However, even while assuming jurisdiction to entertain an anti-arbitration injunction, the courts ought to exercise caution in treading into the merits of the dispute, and the validity or otherwise of impugned measures that trigger a BIT claim which may fall purely within the domain of the arbitral tribunal. In the instant case, the court opined that the cancellation of license by Supreme Court may qualify under exceptions to Article 6 of the BIT which deals with expropriation.11At another instance, the Court hinted that it is possible that the foreign investor is not a real investor but the Khaitans posing as one. However, the Court recognized that such questions are for the arbitral tribunal to decide after hearing both parties on merits.

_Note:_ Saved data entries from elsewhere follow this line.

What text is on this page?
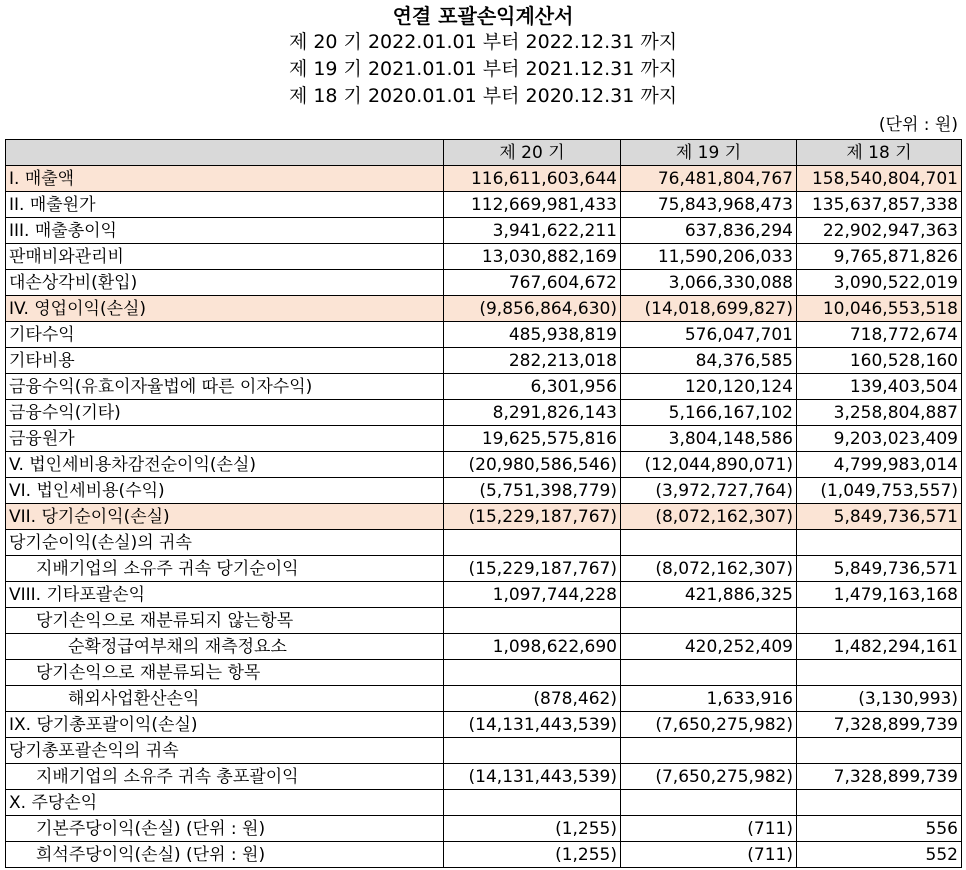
연결 포괄손익계산서
제 20 기 2022.01.01 부터 2022.12.31 까지
제 19 기 2021.01.01 부터 2021.12.31 까지
제 18 기 2020.01.01 부터 2020.12.31 까지
(단위 : 원)
	제 20 기	제 19 기	제 18 기
I. 매출액	116,611,603,644	76,481,804,767	158,540,804,701
II. 매출원가	112,669,981,433	75,843,968,473	135,637,857,338
III. 매출총이익	3,941,622,211	637,836,294	22,902,947,363
판매비와관리비	13,030,882,169	11,590,206,033	9,765,871,826
대손상각비(환입)	767,604,672	3,066,330,088	3,090,522,019
IV. 영업이익(손실)	(9,856,864,630)	(14,018,699,827)	10,046,553,518
기타수익	485,938,819	576,047,701	718,772,674
기타비용	282,213,018	84,376,585	160,528,160
금융수익(유효이자율법에 따른 이자수익)	6,301,956	120,120,124	139,403,504
금융수익(기타)	8,291,826,143	5,166,167,102	3,258,804,887
금융원가	19,625,575,816	3,804,148,586	9,203,023,409
V. 법인세비용차감전순이익(손실)	(20,980,586,546)	(12,044,890,071)	4,799,983,014
VI. 법인세비용(수익)	(5,751,398,779)	(3,972,727,764)	(1,049,753,557)
VII. 당기순이익(손실)	(15,229,187,767)	(8,072,162,307)	5,849,736,571
당기순이익(손실)의 귀속			
지배기업의 소유주 귀속 당기순이익	(15,229,187,767)	(8,072,162,307)	5,849,736,571
VIII. 기타포괄손익	1,097,744,228	421,886,325	1,479,163,168
당기손익으로 재분류되지 않는항목			
순확정급여부채의 재측정요소	1,098,622,690	420,252,409	1,482,294,161
당기손익으로 재분류되는 항목			
해외사업환산손익	(878,462)	1,633,916	(3,130,993)
IX. 당기총포괄이익(손실)	(14,131,443,539)	(7,650,275,982)	7,328,899,739
당기총포괄손익의 귀속			
지배기업의 소유주 귀속 총포괄이익	(14,131,443,539)	(7,650,275,982)	7,328,899,739
X. 주당손익			
기본주당이익(손실) (단위 : 원)	(1,255)	(711)	556
희석주당이익(손실) (단위 : 원)	(1,255)	(711)	552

The present judgment is a preliminary judgment in the interim application. It would be interesting to see if the court continues to hold the same view after hearing all the parties on merits. In the event the Court decides to grant the anti-BIT arbitration injunction, the arbitral proceedings may not be impacted and can continue. However, this can result in a conflict, ultimately posing a risk for enforcement of the BIT award in India.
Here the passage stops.